И внутренний зрак мой разорвал темную протяженность времени, и – как будто дрогнула, треснула и рухнула глиняная стена – брызнуло солнце, и открылось широкое пыльное пространство меотийской степи. Желто-бурой пылью были покрыты кожаные панцири и лица всадников, бока медленных быков, текущих тяжелыми стадами, жесткие волосы женщин, прятавшихся в глубине пронзительно скрипящих повозок. Дрожал воздух, искажая дали, храпели кони, глухо стучали копыта. Ювиги хан Аспарух уводил племя из-под хазарских мечей далеко на запад, к устью Дуная, где в жестокой сече сойдутся болгары и войско ромейского императора Константина Четвертого Погоната, Константина Надменного. И тот, чья плоть – усталая и сухая, как зерно пшеницы, хранящееся в пыльном кувшине, – несет в себе сегодняшнего меня, покачивался на рыжем коне, бросив поводья, тянул песню – бесконечную, как сама война, и вечная степь горячо дышала ему в лицо. И бледную мою кожу опалило это знойное дыхание.
Свет угас, и во дворе включили фонарь.
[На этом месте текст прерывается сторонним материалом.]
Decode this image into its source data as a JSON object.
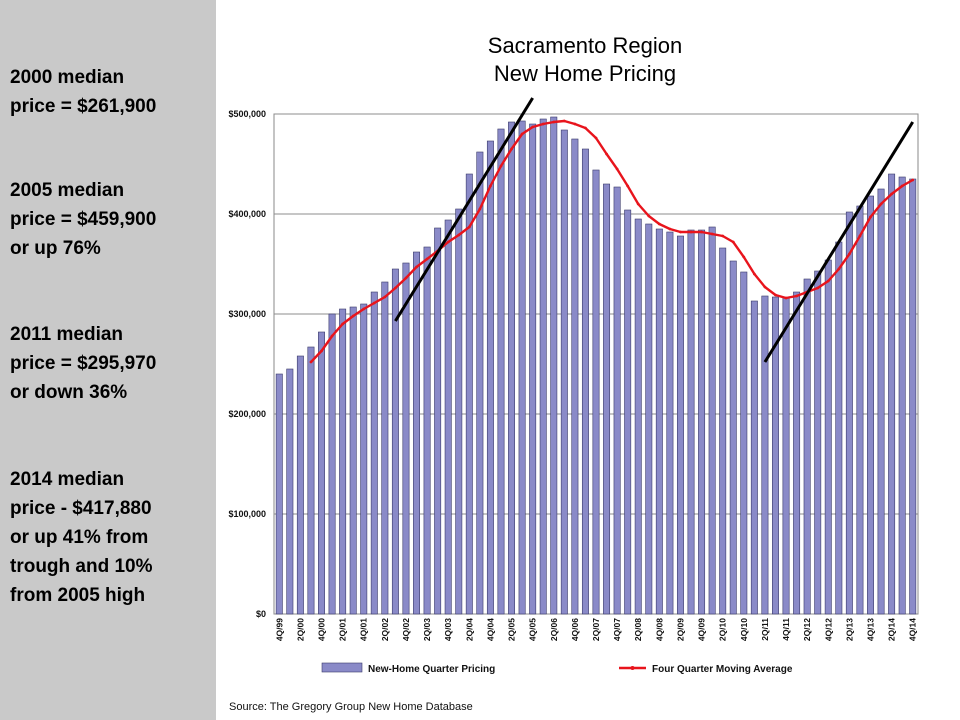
{
  "sidebar": {
    "stats": [
      "2000 median\nprice = $261,900",
      "2005 median\nprice = $459,900\nor up 76%",
      "2011 median\nprice = $295,970\nor down 36%",
      "2014 median\nprice - $417,880\nor up 41% from\ntrough and 10%\nfrom 2005 high"
    ]
  },
  "title": "Sacramento Region\nNew Home Pricing",
  "source": "Source: The Gregory Group New Home Database",
  "colors": {
    "bar": "#8a8ac8",
    "bar_stroke": "#3a3a6a",
    "line": "#e8141c",
    "trend": "#000000",
    "sidebar": "#c9c9c9"
  },
  "chart_data": {
    "type": "bar",
    "title": "Sacramento Region New Home Pricing",
    "ylim": [
      0,
      500000
    ],
    "y_ticks": [
      "$0",
      "$100,000",
      "$200,000",
      "$300,000",
      "$400,000",
      "$500,000"
    ],
    "grid": true,
    "legend": "bottom",
    "categories": [
      "4Q/99",
      "1Q/00",
      "2Q/00",
      "3Q/00",
      "4Q/00",
      "1Q/01",
      "2Q/01",
      "3Q/01",
      "4Q/01",
      "1Q/02",
      "2Q/02",
      "3Q/02",
      "4Q/02",
      "1Q/03",
      "2Q/03",
      "3Q/03",
      "4Q/03",
      "1Q/04",
      "2Q/04",
      "3Q/04",
      "4Q/04",
      "1Q/05",
      "2Q/05",
      "3Q/05",
      "4Q/05",
      "1Q/06",
      "2Q/06",
      "3Q/06",
      "4Q/06",
      "1Q/07",
      "2Q/07",
      "3Q/07",
      "4Q/07",
      "1Q/08",
      "2Q/08",
      "3Q/08",
      "4Q/08",
      "1Q/09",
      "2Q/09",
      "3Q/09",
      "4Q/09",
      "1Q/10",
      "2Q/10",
      "3Q/10",
      "4Q/10",
      "1Q/11",
      "2Q/11",
      "3Q/11",
      "4Q/11",
      "1Q/12",
      "2Q/12",
      "3Q/12",
      "4Q/12",
      "1Q/13",
      "2Q/13",
      "3Q/13",
      "4Q/13",
      "1Q/14",
      "2Q/14",
      "3Q/14",
      "4Q/14"
    ],
    "x_tick_labels": [
      "4Q/99",
      "2Q/00",
      "4Q/00",
      "2Q/01",
      "4Q/01",
      "2Q/02",
      "4Q/02",
      "2Q/03",
      "4Q/03",
      "2Q/04",
      "4Q/04",
      "2Q/05",
      "4Q/05",
      "2Q/06",
      "4Q/06",
      "2Q/07",
      "4Q/07",
      "2Q/08",
      "4Q/08",
      "2Q/09",
      "4Q/09",
      "2Q/10",
      "4Q/10",
      "2Q/11",
      "4Q/11",
      "2Q/12",
      "4Q/12",
      "2Q/13",
      "4Q/13",
      "2Q/14",
      "4Q/14"
    ],
    "series": [
      {
        "name": "New-Home Quarter Pricing",
        "type": "bar",
        "values": [
          240000,
          245000,
          258000,
          267000,
          282000,
          300000,
          305000,
          307000,
          310000,
          322000,
          332000,
          345000,
          351000,
          362000,
          367000,
          386000,
          394000,
          405000,
          440000,
          462000,
          473000,
          485000,
          492000,
          493000,
          490000,
          495000,
          497000,
          484000,
          475000,
          465000,
          444000,
          430000,
          427000,
          404000,
          395000,
          390000,
          385000,
          382000,
          378000,
          384000,
          384000,
          387000,
          366000,
          353000,
          342000,
          313000,
          318000,
          317000,
          316000,
          322000,
          335000,
          343000,
          354000,
          372000,
          402000,
          408000,
          418000,
          425000,
          440000,
          437000,
          435000
        ]
      },
      {
        "name": "Four Quarter Moving Average",
        "type": "line",
        "values": [
          null,
          null,
          null,
          252000,
          263000,
          278000,
          290000,
          298000,
          305000,
          311000,
          317000,
          326000,
          336000,
          347000,
          355000,
          363000,
          372000,
          379000,
          387000,
          405000,
          428000,
          448000,
          465000,
          480000,
          487000,
          490000,
          492000,
          493000,
          490000,
          486000,
          476000,
          460000,
          445000,
          428000,
          410000,
          398000,
          390000,
          385000,
          382000,
          382000,
          382000,
          380000,
          378000,
          372000,
          357000,
          340000,
          327000,
          319000,
          316000,
          318000,
          322000,
          326000,
          333000,
          345000,
          360000,
          378000,
          397000,
          410000,
          420000,
          428000,
          434000
        ]
      }
    ],
    "trend_lines": [
      {
        "from": {
          "x": "3Q/02",
          "y": 293000
        },
        "to": {
          "x": "4Q/05",
          "y": 516000
        }
      },
      {
        "from": {
          "x": "2Q/11",
          "y": 252000
        },
        "to": {
          "x": "4Q/14",
          "y": 492000
        }
      }
    ]
  }
}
Нет, не уснуть, подумал я и ушел в город.
Я брел по веселой ночной Керчи, сквозь гудящие неоновые облака, к черной горе Митридат и проборматывал стихи, которые друг мой услышал однажды в снежном хаосе мрачной, как русский портвейн, зимы.
Счастливый Синдбад, ты сжигаешь свои корабли
И снова плывешь, и мизинцем рисуешь границу.
И дым от костра долетает с зеленой земли,
И дымом и ядом чужим овевает страницу.
Дальний шум моря беспокоил меня, и запах незнакомых деревьев тревожил, и было невыносимо тесно.
Наверно, ты снова вернешься, Синдбад-мореход,
Вернешься по звездам, сто лет потеряв за морями…
Да, да, задыхаясь, думал я, но обрету этот берег, этот солоноватый ветер с Понта Эвксинского, этот горчичный запах степей, этот месяц, похожий на кривой меч, и отраженье месяца, лежащее на дне залива, как разбитый скифский акинак.